After Wednesday's actions, the number of possible candidates for the post of prime minister has been reduced to six. Former Finance Minister Rishi Sunak took the most votes, but his leading position was shadowed by the appearance of a surprise candidate who was not on the radar last week. Mordaunt's face was recognized by one in 10 people, according to a SavantaComRes poll published Wednesday.
Mordaunt, 49, has held several senior government posts and even took part in a celebrity reality TV show, but is still little known beyond Westminster and her ruling Conservatives, although her achievements include serving briefly as Britain’s first female defense secretary who has always stood behind Brexit.

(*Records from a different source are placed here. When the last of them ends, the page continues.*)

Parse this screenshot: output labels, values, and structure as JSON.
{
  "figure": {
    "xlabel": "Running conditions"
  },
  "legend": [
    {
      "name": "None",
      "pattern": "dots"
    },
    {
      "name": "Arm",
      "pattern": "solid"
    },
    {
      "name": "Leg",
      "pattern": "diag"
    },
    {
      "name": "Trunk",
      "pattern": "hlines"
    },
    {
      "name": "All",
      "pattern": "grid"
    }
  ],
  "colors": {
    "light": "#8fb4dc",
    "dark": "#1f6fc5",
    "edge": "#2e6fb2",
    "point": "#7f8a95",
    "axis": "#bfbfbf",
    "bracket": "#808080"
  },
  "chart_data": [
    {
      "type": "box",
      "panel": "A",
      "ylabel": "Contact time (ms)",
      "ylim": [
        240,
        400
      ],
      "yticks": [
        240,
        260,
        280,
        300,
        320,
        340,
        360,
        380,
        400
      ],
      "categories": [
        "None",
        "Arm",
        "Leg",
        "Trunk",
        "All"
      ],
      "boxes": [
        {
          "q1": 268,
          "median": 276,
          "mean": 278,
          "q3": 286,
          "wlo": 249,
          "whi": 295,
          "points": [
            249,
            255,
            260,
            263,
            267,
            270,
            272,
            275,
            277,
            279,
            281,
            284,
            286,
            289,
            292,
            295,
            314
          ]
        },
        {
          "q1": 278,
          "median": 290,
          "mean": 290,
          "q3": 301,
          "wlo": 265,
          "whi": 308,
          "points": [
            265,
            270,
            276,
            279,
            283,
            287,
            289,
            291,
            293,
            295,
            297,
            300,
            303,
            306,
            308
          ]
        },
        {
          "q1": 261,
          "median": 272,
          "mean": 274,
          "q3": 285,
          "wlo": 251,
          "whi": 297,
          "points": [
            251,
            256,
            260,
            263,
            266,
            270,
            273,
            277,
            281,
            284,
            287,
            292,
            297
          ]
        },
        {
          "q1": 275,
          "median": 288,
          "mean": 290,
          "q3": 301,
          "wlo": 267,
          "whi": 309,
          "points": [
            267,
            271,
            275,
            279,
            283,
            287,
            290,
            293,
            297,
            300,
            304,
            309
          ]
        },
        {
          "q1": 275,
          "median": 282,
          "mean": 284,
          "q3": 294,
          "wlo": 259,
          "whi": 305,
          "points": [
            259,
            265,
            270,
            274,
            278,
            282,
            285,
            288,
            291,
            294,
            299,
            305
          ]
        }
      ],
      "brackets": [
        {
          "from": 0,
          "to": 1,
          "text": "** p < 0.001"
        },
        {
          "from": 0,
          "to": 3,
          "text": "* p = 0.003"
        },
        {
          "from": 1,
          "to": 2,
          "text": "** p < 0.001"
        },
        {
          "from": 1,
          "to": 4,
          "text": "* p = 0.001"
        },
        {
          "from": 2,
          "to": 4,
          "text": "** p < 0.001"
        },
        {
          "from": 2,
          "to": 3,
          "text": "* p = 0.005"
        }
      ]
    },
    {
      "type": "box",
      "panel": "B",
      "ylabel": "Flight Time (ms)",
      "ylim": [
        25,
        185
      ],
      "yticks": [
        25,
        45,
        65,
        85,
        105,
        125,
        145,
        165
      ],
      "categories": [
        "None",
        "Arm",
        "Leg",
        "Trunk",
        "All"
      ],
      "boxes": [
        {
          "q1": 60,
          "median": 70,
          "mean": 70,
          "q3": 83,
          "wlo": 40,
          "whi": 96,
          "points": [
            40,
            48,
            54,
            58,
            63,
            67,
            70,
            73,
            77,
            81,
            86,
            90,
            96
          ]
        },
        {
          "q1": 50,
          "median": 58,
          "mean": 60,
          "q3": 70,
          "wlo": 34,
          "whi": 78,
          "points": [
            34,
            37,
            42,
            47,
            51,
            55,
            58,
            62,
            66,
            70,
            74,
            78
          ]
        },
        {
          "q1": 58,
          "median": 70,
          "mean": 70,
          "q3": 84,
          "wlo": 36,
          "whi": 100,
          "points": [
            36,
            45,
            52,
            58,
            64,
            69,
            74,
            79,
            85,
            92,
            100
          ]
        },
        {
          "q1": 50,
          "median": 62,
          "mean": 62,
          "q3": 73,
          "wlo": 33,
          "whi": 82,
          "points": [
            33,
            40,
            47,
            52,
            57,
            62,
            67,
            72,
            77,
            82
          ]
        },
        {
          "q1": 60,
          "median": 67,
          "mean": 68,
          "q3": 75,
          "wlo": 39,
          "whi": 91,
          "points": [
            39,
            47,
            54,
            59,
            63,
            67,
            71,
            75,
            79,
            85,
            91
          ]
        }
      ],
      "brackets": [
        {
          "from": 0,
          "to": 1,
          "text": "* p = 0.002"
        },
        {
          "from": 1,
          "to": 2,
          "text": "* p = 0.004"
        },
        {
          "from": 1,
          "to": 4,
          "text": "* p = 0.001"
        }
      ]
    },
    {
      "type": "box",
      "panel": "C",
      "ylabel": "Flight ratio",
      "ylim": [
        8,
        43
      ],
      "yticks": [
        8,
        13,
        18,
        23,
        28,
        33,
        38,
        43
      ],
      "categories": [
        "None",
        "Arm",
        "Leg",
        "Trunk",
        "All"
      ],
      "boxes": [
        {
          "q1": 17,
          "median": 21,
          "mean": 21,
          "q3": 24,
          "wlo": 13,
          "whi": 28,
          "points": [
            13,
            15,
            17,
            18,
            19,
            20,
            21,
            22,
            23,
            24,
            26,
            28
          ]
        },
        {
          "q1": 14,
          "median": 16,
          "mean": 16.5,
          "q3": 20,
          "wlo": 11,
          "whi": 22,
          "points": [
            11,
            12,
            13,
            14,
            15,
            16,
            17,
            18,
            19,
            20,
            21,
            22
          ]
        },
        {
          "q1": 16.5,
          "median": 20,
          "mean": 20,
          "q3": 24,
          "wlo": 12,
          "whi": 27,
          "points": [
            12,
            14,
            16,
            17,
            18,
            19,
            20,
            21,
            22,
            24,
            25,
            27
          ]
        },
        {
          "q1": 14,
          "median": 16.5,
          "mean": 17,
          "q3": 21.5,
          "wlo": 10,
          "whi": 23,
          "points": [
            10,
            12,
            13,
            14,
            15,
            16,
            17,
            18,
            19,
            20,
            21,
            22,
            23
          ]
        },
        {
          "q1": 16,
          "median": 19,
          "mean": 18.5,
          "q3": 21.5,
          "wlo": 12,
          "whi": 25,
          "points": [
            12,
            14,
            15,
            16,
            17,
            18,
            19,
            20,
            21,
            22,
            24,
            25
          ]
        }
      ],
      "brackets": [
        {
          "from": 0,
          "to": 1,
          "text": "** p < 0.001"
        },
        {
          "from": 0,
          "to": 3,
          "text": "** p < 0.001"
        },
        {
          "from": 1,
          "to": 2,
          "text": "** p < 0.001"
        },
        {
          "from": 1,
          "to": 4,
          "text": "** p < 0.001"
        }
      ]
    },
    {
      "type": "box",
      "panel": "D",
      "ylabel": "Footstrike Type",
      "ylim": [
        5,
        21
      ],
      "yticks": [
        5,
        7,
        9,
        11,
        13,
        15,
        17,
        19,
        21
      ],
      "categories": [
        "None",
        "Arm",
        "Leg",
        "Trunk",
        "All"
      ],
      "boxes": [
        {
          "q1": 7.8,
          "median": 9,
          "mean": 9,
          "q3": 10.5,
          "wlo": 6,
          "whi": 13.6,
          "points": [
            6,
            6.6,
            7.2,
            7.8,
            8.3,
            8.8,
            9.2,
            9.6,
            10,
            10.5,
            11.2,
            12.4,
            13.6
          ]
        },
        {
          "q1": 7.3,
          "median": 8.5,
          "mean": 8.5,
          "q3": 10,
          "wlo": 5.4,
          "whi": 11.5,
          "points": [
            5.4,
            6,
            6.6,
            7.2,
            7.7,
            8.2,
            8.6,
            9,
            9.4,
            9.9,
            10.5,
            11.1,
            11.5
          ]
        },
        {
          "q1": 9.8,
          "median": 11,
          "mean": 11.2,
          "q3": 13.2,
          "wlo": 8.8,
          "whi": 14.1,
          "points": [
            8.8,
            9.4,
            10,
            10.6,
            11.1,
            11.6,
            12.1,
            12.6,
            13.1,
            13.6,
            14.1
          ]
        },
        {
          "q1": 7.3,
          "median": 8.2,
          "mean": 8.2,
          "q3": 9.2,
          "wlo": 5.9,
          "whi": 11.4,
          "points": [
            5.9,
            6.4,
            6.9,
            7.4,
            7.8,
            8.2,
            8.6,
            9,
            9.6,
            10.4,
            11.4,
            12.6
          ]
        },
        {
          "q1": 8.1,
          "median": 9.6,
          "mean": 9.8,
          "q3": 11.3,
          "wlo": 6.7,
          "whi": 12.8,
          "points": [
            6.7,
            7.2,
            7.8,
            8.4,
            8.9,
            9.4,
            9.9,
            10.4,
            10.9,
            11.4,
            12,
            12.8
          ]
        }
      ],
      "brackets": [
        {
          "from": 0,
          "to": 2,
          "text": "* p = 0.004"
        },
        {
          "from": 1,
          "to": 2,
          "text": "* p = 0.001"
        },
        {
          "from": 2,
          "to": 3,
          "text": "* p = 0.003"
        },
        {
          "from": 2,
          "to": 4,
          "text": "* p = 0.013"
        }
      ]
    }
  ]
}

The six remaining contenders also include Foreign Secretary Liz Truss and Attorney General Suella Braverman.
While Johnson stays in office on an interim basis until a successor is elected, the process is expected to last several days until there are only two candidates left, at which time party members will be able to vote.
Those with at least 30 votes in the first round move on to the next round, and the rest is eliminated.
Sunak obtained 88 votes Wednesday and Mordaunt came in second with 67 votes, followed by Foreign Secretary Liz Truss' 50 votes.
While Braverman and others are technically still in contention, analysts in London believe the next Prime Minister will be either Sunak or Mordaunt. A second round of voting Thursday might result in the elimination of two other candidates.
Most contenders have promised tax cuts and reductions in debt and inflation, while Mordaunt said she was the candidate most feared by Labour.
Sunak insists tax cuts would drive up prices and warned that the rest of the candidates were looking to add voters with unfulfillable promises.
Truss vowed to start cutting taxes from day one.
Analysts foresee that by next Monday the list of candidates might already be narrowed down to two people.
Graham Brady, chairman of the parliamentary committee responsible for the organization of the vote in the Conservative Party, said that the new Prime Minister will be announced Sept. 5.